Shattered Illusions

Megan Ferrando's Headshot

My favorite childhood television show was recreated with the newly released Netflix show, “Fuller House.” The series is a spinoff of the much adored “Full House,” only set about 29 years later. D.J. is a widow with three sons. Stephanie is a goofy party girl. Kimmy is actually likable, yet still very “Gibbler.”

I remember watching “Full House” every weekend as a child, hopelessly in love with Uncle Jesse. I can even partly credit Uncle Jesse for my obsession with Elvis Presley. 

Needless to say, I was excited to see my favorite characters all grown up and see where their lives have taken them.

“Fuller House” is a show dependent on nostalgia—or at least the first four episodes that I watched are. 

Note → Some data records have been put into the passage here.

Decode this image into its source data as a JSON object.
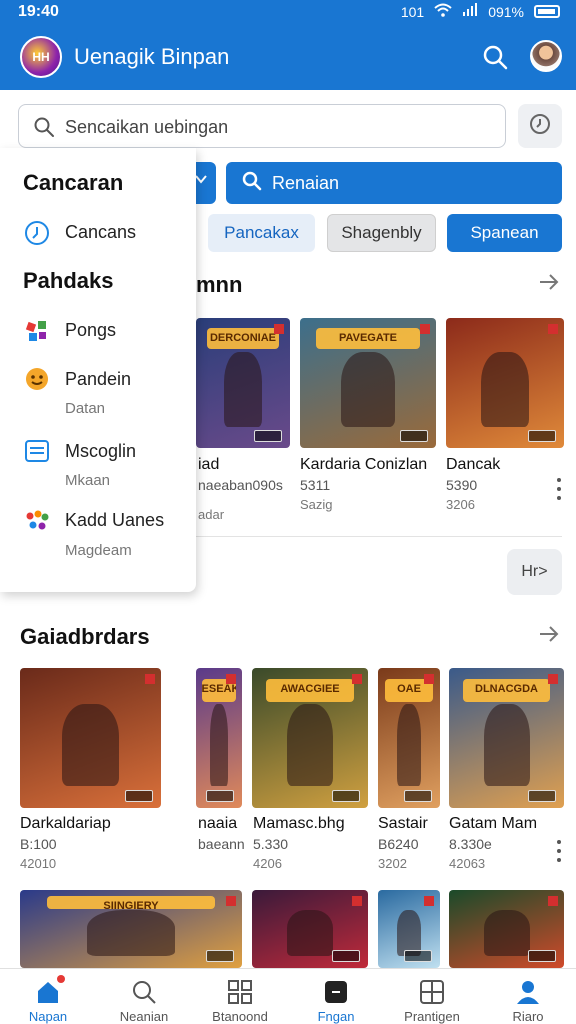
{
  "status_bar": {
    "time": "19:40",
    "indicators": "101",
    "battery": "091%"
  },
  "app_bar": {
    "logo_text": "HH",
    "title": "Uenagik Binpan"
  },
  "search": {
    "placeholder": "Sencaikan uebingan"
  },
  "filters": {
    "search_button": "Renaian",
    "chips": [
      "Pancakax",
      "Shagenbly",
      "Spanean"
    ]
  },
  "drawer": {
    "heading1": "Cancaran",
    "item1": "Cancans",
    "heading2": "Pahdaks",
    "items": [
      {
        "label": "Pongs",
        "sub": ""
      },
      {
        "label": "Pandein",
        "sub": "Datan"
      },
      {
        "label": "Mscoglin",
        "sub": "Mkaan"
      },
      {
        "label": "Kadd Uanes",
        "sub": "Magdeam"
      }
    ]
  },
  "section1": {
    "title_partial": "mnn",
    "cards": [
      {
        "name": "iad",
        "price": "naeaban090s",
        "sub": "adar",
        "banner": "DERCONIAE",
        "colors": [
          "#2a3e7a",
          "#6a4a8a"
        ]
      },
      {
        "name": "Kardaria Conizlan",
        "price": "5311",
        "sub": "Sazig",
        "banner": "PAVEGATE",
        "colors": [
          "#3c6f8c",
          "#9a6a3a"
        ]
      },
      {
        "name": "Dancak",
        "price": "5390",
        "sub": "3206",
        "banner": "",
        "colors": [
          "#8c2a1a",
          "#e08a3a"
        ]
      }
    ],
    "more_label": "Hr>"
  },
  "section2": {
    "title": "Gaiadbrdars",
    "cards": [
      {
        "name": "Darkaldariap",
        "price": "B:100",
        "sub": "42010",
        "banner": "",
        "colors": [
          "#6a2a1a",
          "#d9703a"
        ]
      },
      {
        "name": "naaia",
        "price": "baeann",
        "sub": "",
        "banner": "ESEAKE",
        "colors": [
          "#5a3a8a",
          "#e08a5a"
        ]
      },
      {
        "name": "Mamasc.bhg",
        "price": "5.330",
        "sub": "4206",
        "banner": "AWACGIEE",
        "colors": [
          "#3a4a2a",
          "#d0a040"
        ]
      },
      {
        "name": "Sastair",
        "price": "B6240",
        "sub": "3202",
        "banner": "OAE",
        "colors": [
          "#7a3a1a",
          "#e0a060"
        ]
      },
      {
        "name": "Gatam Mam",
        "price": "8.330e",
        "sub": "42063",
        "banner": "DLNACGDA",
        "colors": [
          "#3a5a8a",
          "#e0a050"
        ]
      }
    ],
    "bottom_cards": [
      {
        "banner": "SIINGIERY",
        "colors": [
          "#2a3a8a",
          "#e0a040"
        ]
      },
      {
        "banner": "",
        "colors": [
          "#3a1a3a",
          "#c02a3a"
        ]
      },
      {
        "banner": "",
        "colors": [
          "#2a6aa0",
          "#c0e0f0"
        ]
      },
      {
        "banner": "",
        "colors": [
          "#1a4a2a",
          "#d04a2a"
        ]
      }
    ]
  },
  "bottom_nav": [
    "Napan",
    "Neanian",
    "Btanoond",
    "Fngan",
    "Prantigen",
    "Riaro"
  ],
  "colors": {
    "primary": "#1976d2",
    "chip_light": "#e6eef8"
  }
}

The first episode, which sets up the basic plot, makes constant references to its predecessor “Full House.” I doubt someone who did not watch “Full House” would get many of the jokes and references used throughout. They likely would not even find the show very entertaining. “Fuller House” is a show created for “Full House” fans. “Fuller House” opens with all of the “Full House” characters meeting again in their old home (minus Michelle, played by the Olsen twins). The characters use their famous catch phrases including “cut it out,” “have mercy” and “how rude!” 

Even some of the scenes were recreated where the past shot was shown next to the new one. 

The basic plot is even a recreation of the old plot. Instead of three men raising three girls, three women raise three boys. 

For those who loved “Full House,” this was nostalgia heaven. It was so enjoyable seeing something I love in a new, yet old way. I won’t be surprised, however, if the show discontinues after the nostalgia runs its course. 

Basically, the show is pretty simple and one-dimensional. It is not as good as “Full House” since it relies so much on the old show to make it. As far as I have seen in the series, “Fuller House” does not dig too deep into the bigger issues. It simply glosses over the dramatics to create the lighthearted comedy, which I suppose is what some are after. 

I recall “Full House” often found a great balance between the two however. For example, one episode focused on D.J. dealing with anorexia as a teen. 

“Fuller House” is both really lame and cute. It is a family-friendly show, despite the adult jokes embedded throughout.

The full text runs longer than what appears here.